The script will give you the error code frequency (from condor logs) and other useful information like bad process, number of files, etc (from the samweb project)

For example, from the information below you can see that 84 jobs ended with error code 0 and 3 jobs ended with error code 4.

####################
Overall metrics
Error code frequency {'0': 84, '4': 3}
Total files: 87
Total processes: 90
Completed processes: 84
Bad processes: 3
Error processes: 3
Other processes: 0

Then, you should run python List_report.py 1 As the previous script, the numeric argument describes the monitoring day. A recovery will be generated at : /minos/data/minfarm/lists/OPOSlists/recovery_file_[submission-date] The output file created by the List_report.py script will contain that were in a process marked as bad or error.

Third, you need to keep the tracking spreedsheet and report problems:

  • Check that all the jobs have completed successfully.
  • Update the Minos+ monitoring spreadsheet: https://goo.gl/fttKAS
  • If you find at least one job that failed, report back to the experiment (check instructions in following section).
    • If there are some jobs still running, hold until they complete before reporting back to the experiment.

Repeat each of these steps if you're monitoring the Keep up submission of more than one day. For instance, if you are monitoring the keep up submissions of the whole weekend.

Reporting

You should perform this task only when you have found that there is at least one job that failed. The way to report back to the experiment is by filling the reporting form and sending it as an email message to .

Date Submitted Jobs Failed Jobs Error Code Error Description List of Failed Files
5/10/2015 119 95 136 FPE (Floating Point Exception) ~minospro/OPOS/Reports/Reco-KeepUp/05-10-15/Recovery_List_Error_136.txt

Each row in this table would have the information pertaining to one keep up submission. Let's go through each of the columns in this table explaining it's meaning and how to get the information to fill it.

  • Date: Date of the submission. You can get this information from the sam web project monitoring page.
  • Submitted jobs: Number of jobs submitted. Allows the receiver of the report to estimate a ratio of failing jobs. This number can be obtained from the sam web project monitoring page or the output submission mail (must be available in opos mailbox).
  • Failed jobs: Number of jobs that failed in the submission. This number can be obtained from the sam web project monitoring page or the output submission mail (must be available in opos mailbox).
  • Error code: Error code of the failing jobs. The way to get this information is by checking the condor log files. In particular, by grepping "return value" from the condor log file with extension *.log (that was automatize with the report.py script)
  • Error description: Brief description of the error code. The error codes are defined by the KEYGEAR and AMBROSIA scripts. To check a complete list of error codes with their description, go to https://goo.gl/2b7kvL.
  • List of failed files: For each submission and each error code, you must create a text file that contains the names of the files that failed with that particular error code in that particular submission. That file should be under a folder named after the date of the submission (e.g. 05-10-15) which should be under the folder ~minospro/OPOS/Reports/Reco-KeepUp. (that was atomatize with the List_report.py)

Reco KeepUp Overview

The following pie chart describes the overview status of the Reco Keep up considering the period starting on April 21st of 2015 (date in which OPOS team started monitoring this process with samweb projects monitoring aid) until June 18th of 2015.

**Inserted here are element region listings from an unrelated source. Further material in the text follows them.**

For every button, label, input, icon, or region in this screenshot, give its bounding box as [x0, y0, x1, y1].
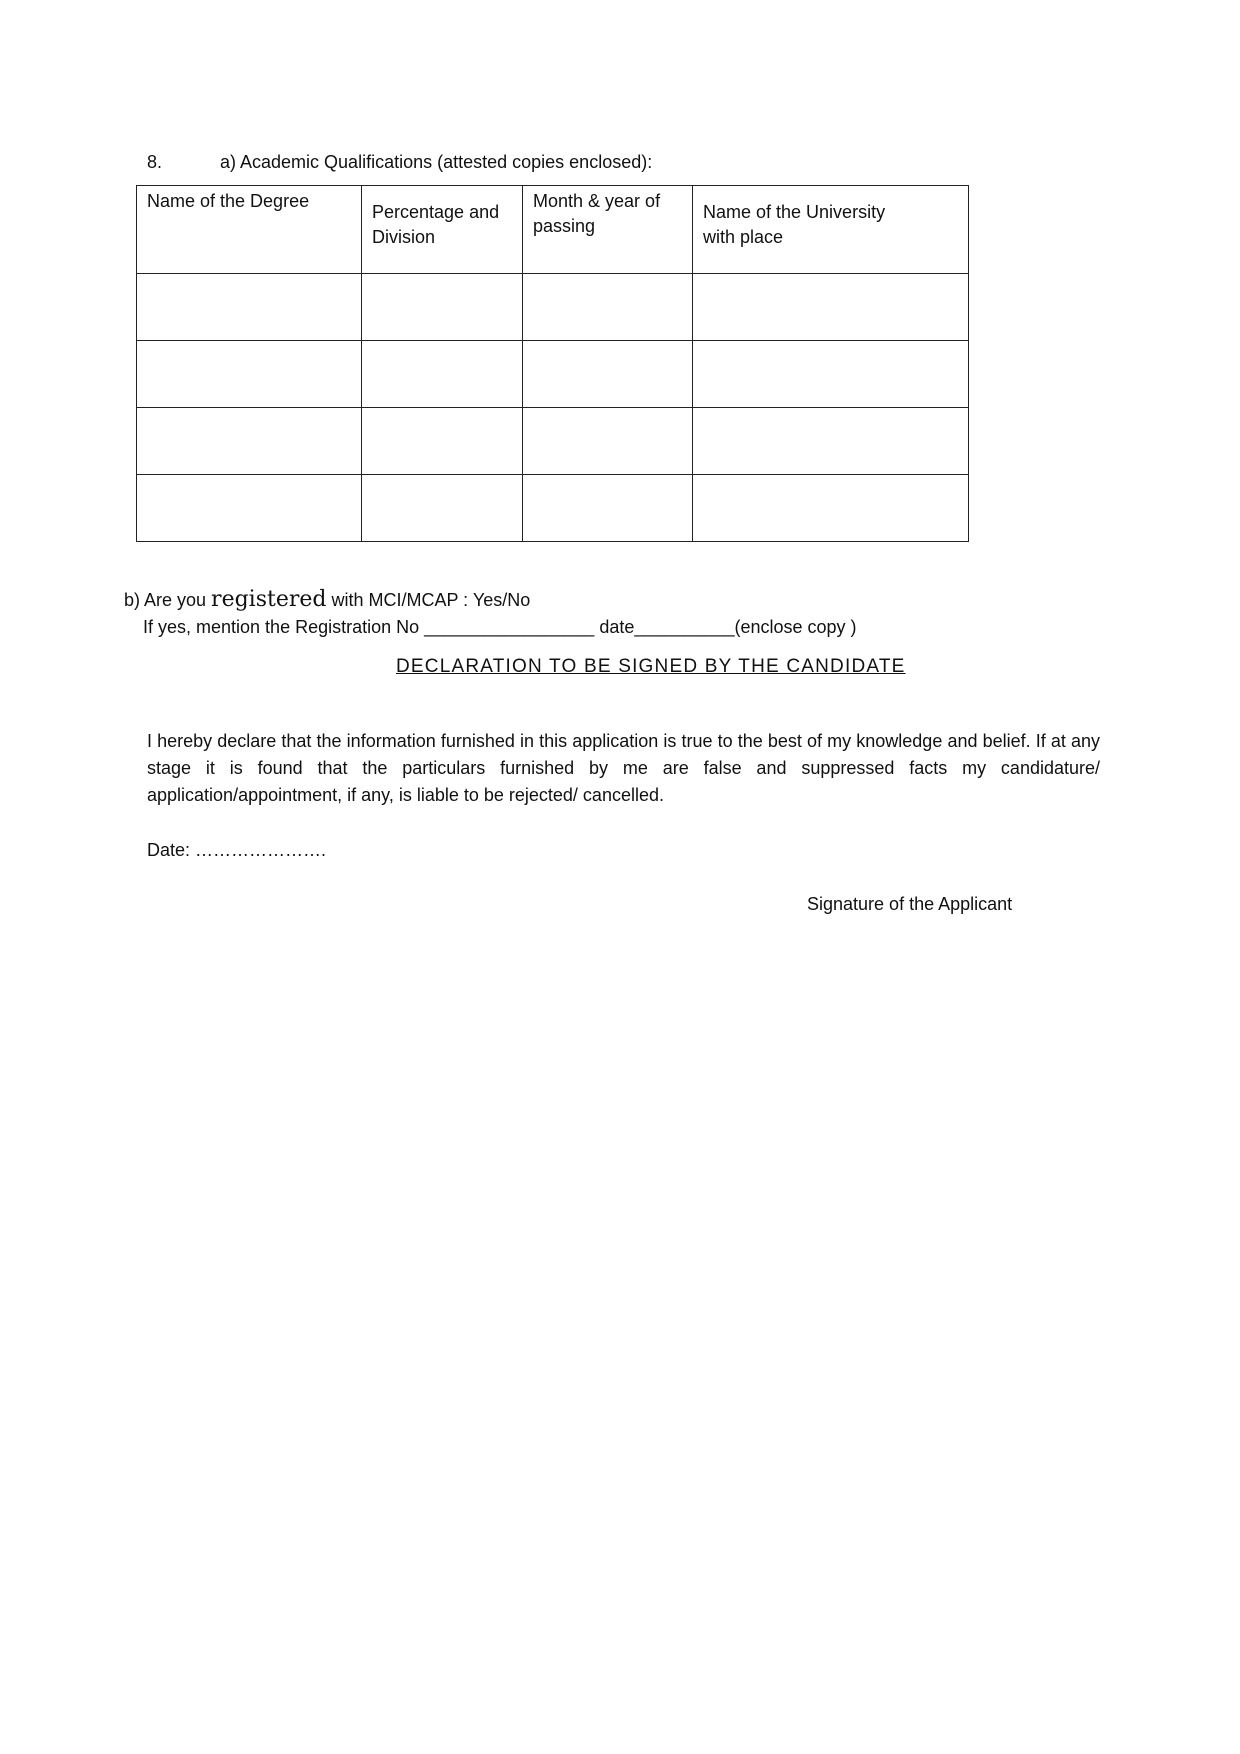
table-cell[interactable]	[362, 274, 523, 341]
table-cell[interactable]	[523, 274, 693, 341]
table-cell[interactable]	[523, 475, 693, 542]
table-cell[interactable]	[137, 408, 362, 475]
section-title: a) Academic Qualifications (attested copies enclosed):	[220, 152, 653, 172]
declaration-text: I hereby declare that the information furnished in this application is true to the best of my knowledge and belief. If at any stage it is found that the particulars furnished by me are false and suppressed facts my candidature/ application/appointment, if any, is liable to be rejected/ cancelled.	[147, 731, 1100, 805]
registration-q-suffix: with MCI/MCAP : Yes/No	[326, 590, 531, 610]
table-cell[interactable]	[693, 274, 969, 341]
registration-question	[124, 587, 530, 612]
header-percentage: Percentage and Division	[362, 186, 523, 274]
table-cell[interactable]	[137, 475, 362, 542]
table-cell[interactable]	[523, 341, 693, 408]
table-cell[interactable]	[693, 341, 969, 408]
table-header-row	[137, 186, 969, 274]
table-cell[interactable]	[362, 475, 523, 542]
signature-label: Signature of the Applicant	[807, 894, 1013, 914]
registration-q-word: registered	[211, 587, 327, 612]
header-degree: Name of the Degree	[137, 186, 362, 274]
table-cell[interactable]	[693, 408, 969, 475]
declaration-title: DECLARATION TO BE SIGNED BY THE CANDIDATE	[396, 656, 906, 677]
table-cell[interactable]	[362, 408, 523, 475]
section-number: 8.	[147, 152, 163, 172]
registration-number-line: If yes, mention the Registration No _________________ date__________(enclose copy )	[143, 617, 857, 637]
table-row	[137, 274, 969, 341]
table-row	[137, 341, 969, 408]
table-cell[interactable]	[137, 341, 362, 408]
table-row	[137, 475, 969, 542]
table-cell[interactable]	[693, 475, 969, 542]
table-cell[interactable]	[362, 341, 523, 408]
table-row	[137, 408, 969, 475]
header-month-year: Month & year of passing	[523, 186, 693, 274]
date-label: Date: ………………….	[147, 840, 327, 860]
table-cell[interactable]	[137, 274, 362, 341]
qualifications-table	[136, 185, 969, 542]
table-cell[interactable]	[523, 408, 693, 475]
header-university: Name of the University with place	[693, 186, 969, 274]
registration-q-prefix: b) Are you	[124, 590, 212, 610]
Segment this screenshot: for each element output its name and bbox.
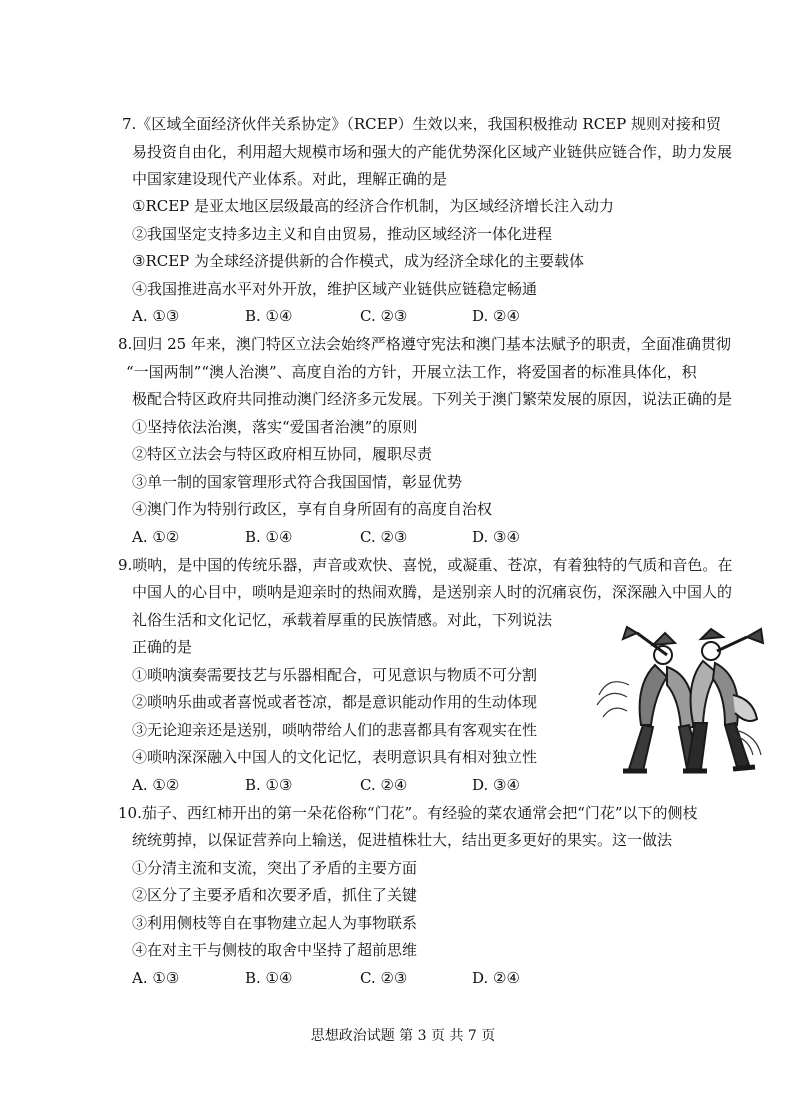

Return value equal to zero represents the jobs that completed successfully. Return value 101 represents the jobs that failed due to "Gaps in beam spill database -- usually rerun after db update" which is associated with no beam scenario. Return value 136 represents jobs that failed due to floating point exception. It's usually associated with the calibration database having weird entries that lead to this. Return value/ error code 4 is also interesting for us and represents the jobs that failed due to a problem with sam web projects.